Shops to attract 5500 more daily

Customers will be able enjoy new stores such as Zara, Top Shop and H&M, better public transport, and an entertainment district.

The plans were approved by the WA Planning Commission (WAPC) last week and Melville Mayor Russell Aubrey said they allowed for the formation of a mixed-use city centre, adding a piazza of restaurants and cafes to the retail offering.

‘This structure plan is important for us to develop a thriving centre for our city, a multi-use area that invites people in and becomes the heart of the community,’ Mr Aubrey said.

‘The approved plan proposes some exciting benefits for the community, including a new high street with high-end retail, cafes and restaurants, a central piazza to provide a vibrant and welcoming place, and a new community hub integrating a library, community centre and meeting spaces.’

He said the addition of apartments would meet the changing needs of local residents.

‘As our population increases, the next generations grow-up and move out, and our older residents decide to downsize, there is also a need to provide more housing choices, ensuring there are opportunities in the future for people to have access to key transport links and live close to the City Centre,’ Mr Aubrey said.

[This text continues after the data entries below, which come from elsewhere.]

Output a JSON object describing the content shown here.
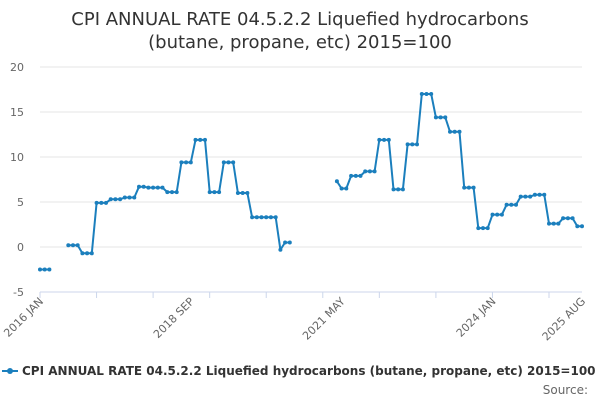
{
  "chart_data": {
    "type": "line",
    "title": "CPI ANNUAL RATE 04.5.2.2 Liquefied hydrocarbons (butane, propane, etc) 2015=100",
    "title_lines": [
      "CPI ANNUAL RATE 04.5.2.2 Liquefied hydrocarbons",
      "(butane, propane, etc) 2015=100"
    ],
    "xlabel": "",
    "ylabel": "",
    "x_range": [
      "2016-01",
      "2025-08"
    ],
    "ylim": [
      -5,
      20
    ],
    "y_ticks": [
      -5,
      0,
      5,
      10,
      15,
      20
    ],
    "x_ticks": [
      {
        "label": "2016 JAN",
        "date": "2016-01"
      },
      {
        "label": "2018 SEP",
        "date": "2018-09"
      },
      {
        "label": "2021 MAY",
        "date": "2021-05"
      },
      {
        "label": "2024 JAN",
        "date": "2024-01"
      },
      {
        "label": "2025 AUG",
        "date": "2025-08"
      }
    ],
    "grid": "horizontal",
    "legend_position": "bottom",
    "series": [
      {
        "name": "CPI ANNUAL RATE 04.5.2.2 Liquefied hydrocarbons (butane, propane, etc) 2015=100",
        "color": "#1b7fbd",
        "points": [
          [
            "2016-01",
            -2.5
          ],
          [
            "2016-02",
            -2.5
          ],
          [
            "2016-03",
            -2.5
          ],
          [
            "2016-04",
            null
          ],
          [
            "2016-05",
            null
          ],
          [
            "2016-06",
            null
          ],
          [
            "2016-07",
            0.2
          ],
          [
            "2016-08",
            0.2
          ],
          [
            "2016-09",
            0.2
          ],
          [
            "2016-10",
            -0.7
          ],
          [
            "2016-11",
            -0.7
          ],
          [
            "2016-12",
            -0.7
          ],
          [
            "2017-01",
            4.9
          ],
          [
            "2017-02",
            4.9
          ],
          [
            "2017-03",
            4.9
          ],
          [
            "2017-04",
            5.3
          ],
          [
            "2017-05",
            5.3
          ],
          [
            "2017-06",
            5.3
          ],
          [
            "2017-07",
            5.5
          ],
          [
            "2017-08",
            5.5
          ],
          [
            "2017-09",
            5.5
          ],
          [
            "2017-10",
            6.7
          ],
          [
            "2017-11",
            6.7
          ],
          [
            "2017-12",
            6.6
          ],
          [
            "2018-01",
            6.6
          ],
          [
            "2018-02",
            6.6
          ],
          [
            "2018-03",
            6.6
          ],
          [
            "2018-04",
            6.1
          ],
          [
            "2018-05",
            6.1
          ],
          [
            "2018-06",
            6.1
          ],
          [
            "2018-07",
            9.4
          ],
          [
            "2018-08",
            9.4
          ],
          [
            "2018-09",
            9.4
          ],
          [
            "2018-10",
            11.9
          ],
          [
            "2018-11",
            11.9
          ],
          [
            "2018-12",
            11.9
          ],
          [
            "2019-01",
            6.1
          ],
          [
            "2019-02",
            6.1
          ],
          [
            "2019-03",
            6.1
          ],
          [
            "2019-04",
            9.4
          ],
          [
            "2019-05",
            9.4
          ],
          [
            "2019-06",
            9.4
          ],
          [
            "2019-07",
            6.0
          ],
          [
            "2019-08",
            6.0
          ],
          [
            "2019-09",
            6.0
          ],
          [
            "2019-10",
            3.3
          ],
          [
            "2019-11",
            3.3
          ],
          [
            "2019-12",
            3.3
          ],
          [
            "2020-01",
            3.3
          ],
          [
            "2020-02",
            3.3
          ],
          [
            "2020-03",
            3.3
          ],
          [
            "2020-04",
            -0.3
          ],
          [
            "2020-05",
            0.5
          ],
          [
            "2020-06",
            0.5
          ],
          [
            "2020-07",
            null
          ],
          [
            "2020-08",
            null
          ],
          [
            "2020-09",
            null
          ],
          [
            "2020-10",
            null
          ],
          [
            "2020-11",
            null
          ],
          [
            "2020-12",
            null
          ],
          [
            "2021-01",
            null
          ],
          [
            "2021-02",
            null
          ],
          [
            "2021-03",
            null
          ],
          [
            "2021-04",
            7.3
          ],
          [
            "2021-05",
            6.5
          ],
          [
            "2021-06",
            6.5
          ],
          [
            "2021-07",
            7.9
          ],
          [
            "2021-08",
            7.9
          ],
          [
            "2021-09",
            7.9
          ],
          [
            "2021-10",
            8.4
          ],
          [
            "2021-11",
            8.4
          ],
          [
            "2021-12",
            8.4
          ],
          [
            "2022-01",
            11.9
          ],
          [
            "2022-02",
            11.9
          ],
          [
            "2022-03",
            11.9
          ],
          [
            "2022-04",
            6.4
          ],
          [
            "2022-05",
            6.4
          ],
          [
            "2022-06",
            6.4
          ],
          [
            "2022-07",
            11.4
          ],
          [
            "2022-08",
            11.4
          ],
          [
            "2022-09",
            11.4
          ],
          [
            "2022-10",
            17.0
          ],
          [
            "2022-11",
            17.0
          ],
          [
            "2022-12",
            17.0
          ],
          [
            "2023-01",
            14.4
          ],
          [
            "2023-02",
            14.4
          ],
          [
            "2023-03",
            14.4
          ],
          [
            "2023-04",
            12.8
          ],
          [
            "2023-05",
            12.8
          ],
          [
            "2023-06",
            12.8
          ],
          [
            "2023-07",
            6.6
          ],
          [
            "2023-08",
            6.6
          ],
          [
            "2023-09",
            6.6
          ],
          [
            "2023-10",
            2.1
          ],
          [
            "2023-11",
            2.1
          ],
          [
            "2023-12",
            2.1
          ],
          [
            "2024-01",
            3.6
          ],
          [
            "2024-02",
            3.6
          ],
          [
            "2024-03",
            3.6
          ],
          [
            "2024-04",
            4.7
          ],
          [
            "2024-05",
            4.7
          ],
          [
            "2024-06",
            4.7
          ],
          [
            "2024-07",
            5.6
          ],
          [
            "2024-08",
            5.6
          ],
          [
            "2024-09",
            5.6
          ],
          [
            "2024-10",
            5.8
          ],
          [
            "2024-11",
            5.8
          ],
          [
            "2024-12",
            5.8
          ],
          [
            "2025-01",
            2.6
          ],
          [
            "2025-02",
            2.6
          ],
          [
            "2025-03",
            2.6
          ],
          [
            "2025-04",
            3.2
          ],
          [
            "2025-05",
            3.2
          ],
          [
            "2025-06",
            3.2
          ],
          [
            "2025-07",
            2.3
          ],
          [
            "2025-08",
            2.3
          ]
        ]
      }
    ]
  },
  "source_label": "Source:"
}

Alfred Cove MLA and Transport Minister Dean Nalder said the projected 5500 new visitors per day would affect local roads and traffic flow.

‘AMP Capital, the owner of the centre, has already investigated traffic upgrades as part of the structure plan to ensure people can get into and out of the shopping centre as part of the redevelopment,’ he said.

‘I will work closely with Garden City and AMP to manage traffic flows to and from the centre, along local roads and to maximise public transport. I will also investigate options to better link the redevelopment with Murdoch University, Fiona Stanley Hospital and St John of God Hospital, Canning Bridge Station and other activity centres.’

Mr Nalder said he did not believe the larger centre would affect other local shopping precincts.

‘I shop locally and also at Garden City,’ he said. ‘The new redevelopment is not going to change my shopping patterns.

‘I see local businesses in Alfred Cove serving a different purpose than those at Garden City. I believe people will continue to support local businesses for their daily coffee, to shop at boutique stores and enjoy a sense of community.’

AMP Capital state development manager Scott Nugent said the approval came after extensive consultation with the City of Melville, WAPC and local residents.

‘Customers tell us they find that Garden City is looking tired and say they are looking forward to it being updated,’ he said.

He said customers also wanted more large fashion stores as well as more restaurants and small bars to be on offer.

Mr Nugent said there were no plans for customers to pay for parking at the centre.